McCallum became a balloon twister four years ago when she was looking for a hobby that she can share with her twin children, a boy and a girl, then aged five.
One day she strode to a $2 dollar shop to buy some presents for a child’s party. She espied a pack of 20 balloons and bought it. “I went through that pack in a day, then bought another one,” she says. That weekend, she ordered “proper balloons” from TradeMe and became engrossed in her new hobby, with her children and husband joining in. She enjoyed it so much that sometimes she would sneak into her car on lunch breaks “to make a few things”.

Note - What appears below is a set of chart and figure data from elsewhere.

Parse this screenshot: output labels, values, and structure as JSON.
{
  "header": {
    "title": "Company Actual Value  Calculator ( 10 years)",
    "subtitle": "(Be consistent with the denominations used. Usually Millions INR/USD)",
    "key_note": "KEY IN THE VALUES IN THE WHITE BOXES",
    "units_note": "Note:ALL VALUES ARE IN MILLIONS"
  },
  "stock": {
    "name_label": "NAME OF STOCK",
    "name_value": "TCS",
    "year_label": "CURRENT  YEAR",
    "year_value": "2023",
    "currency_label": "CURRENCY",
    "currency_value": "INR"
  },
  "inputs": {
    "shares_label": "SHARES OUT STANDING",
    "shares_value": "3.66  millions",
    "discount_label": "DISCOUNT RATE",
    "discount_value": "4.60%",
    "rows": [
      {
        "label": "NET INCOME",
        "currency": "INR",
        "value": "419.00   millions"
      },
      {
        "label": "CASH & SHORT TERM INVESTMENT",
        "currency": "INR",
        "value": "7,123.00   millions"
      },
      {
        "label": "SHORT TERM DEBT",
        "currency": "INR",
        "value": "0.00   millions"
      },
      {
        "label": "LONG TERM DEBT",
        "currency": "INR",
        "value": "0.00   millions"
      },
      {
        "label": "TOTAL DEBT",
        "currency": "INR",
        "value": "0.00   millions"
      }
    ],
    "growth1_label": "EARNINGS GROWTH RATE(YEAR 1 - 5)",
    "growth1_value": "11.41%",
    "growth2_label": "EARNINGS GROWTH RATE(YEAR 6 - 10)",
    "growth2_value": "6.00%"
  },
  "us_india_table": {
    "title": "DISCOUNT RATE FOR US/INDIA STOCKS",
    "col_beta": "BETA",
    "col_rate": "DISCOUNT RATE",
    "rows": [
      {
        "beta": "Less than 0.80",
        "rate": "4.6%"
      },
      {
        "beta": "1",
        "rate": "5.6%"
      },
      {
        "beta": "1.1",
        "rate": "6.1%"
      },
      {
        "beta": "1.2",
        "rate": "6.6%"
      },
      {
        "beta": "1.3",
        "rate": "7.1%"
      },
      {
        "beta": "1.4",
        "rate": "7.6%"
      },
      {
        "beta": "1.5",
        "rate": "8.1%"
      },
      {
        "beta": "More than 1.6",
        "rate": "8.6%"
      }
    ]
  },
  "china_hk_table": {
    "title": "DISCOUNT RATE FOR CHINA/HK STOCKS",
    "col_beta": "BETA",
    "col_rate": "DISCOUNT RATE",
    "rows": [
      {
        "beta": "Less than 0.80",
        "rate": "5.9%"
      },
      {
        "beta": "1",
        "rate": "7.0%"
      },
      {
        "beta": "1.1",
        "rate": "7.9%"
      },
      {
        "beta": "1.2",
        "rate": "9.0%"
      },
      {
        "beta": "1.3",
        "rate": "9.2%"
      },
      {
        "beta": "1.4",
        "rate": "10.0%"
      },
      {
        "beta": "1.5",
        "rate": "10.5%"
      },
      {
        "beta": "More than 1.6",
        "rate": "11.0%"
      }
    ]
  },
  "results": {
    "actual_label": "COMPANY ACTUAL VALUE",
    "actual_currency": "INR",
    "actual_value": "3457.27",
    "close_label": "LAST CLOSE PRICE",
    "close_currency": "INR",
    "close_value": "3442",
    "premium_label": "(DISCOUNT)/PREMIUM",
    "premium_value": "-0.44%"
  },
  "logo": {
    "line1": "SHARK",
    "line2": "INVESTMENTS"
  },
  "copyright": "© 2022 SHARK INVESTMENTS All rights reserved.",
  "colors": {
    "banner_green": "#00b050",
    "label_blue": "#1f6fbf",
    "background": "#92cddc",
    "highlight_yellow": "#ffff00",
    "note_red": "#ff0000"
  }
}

Some people call it ‘balloon sculpting’, says McCallum of the process, wherein she fashions several small balloons into a range of interesting shapes.
“My husband does not enjoy it too much now because of the squeaking and popping,” she says, smiling. Her daughter, however, aims to follow her footsteps. “She wants to be a ‘twin twister’.”
The weekend activity became more than a hobby, to a point where she stored balloons in the family fridge. “The fridge is the best place, because the latex likes cool areas,” says McCallum, who now keeps the balloons in an extra fridge.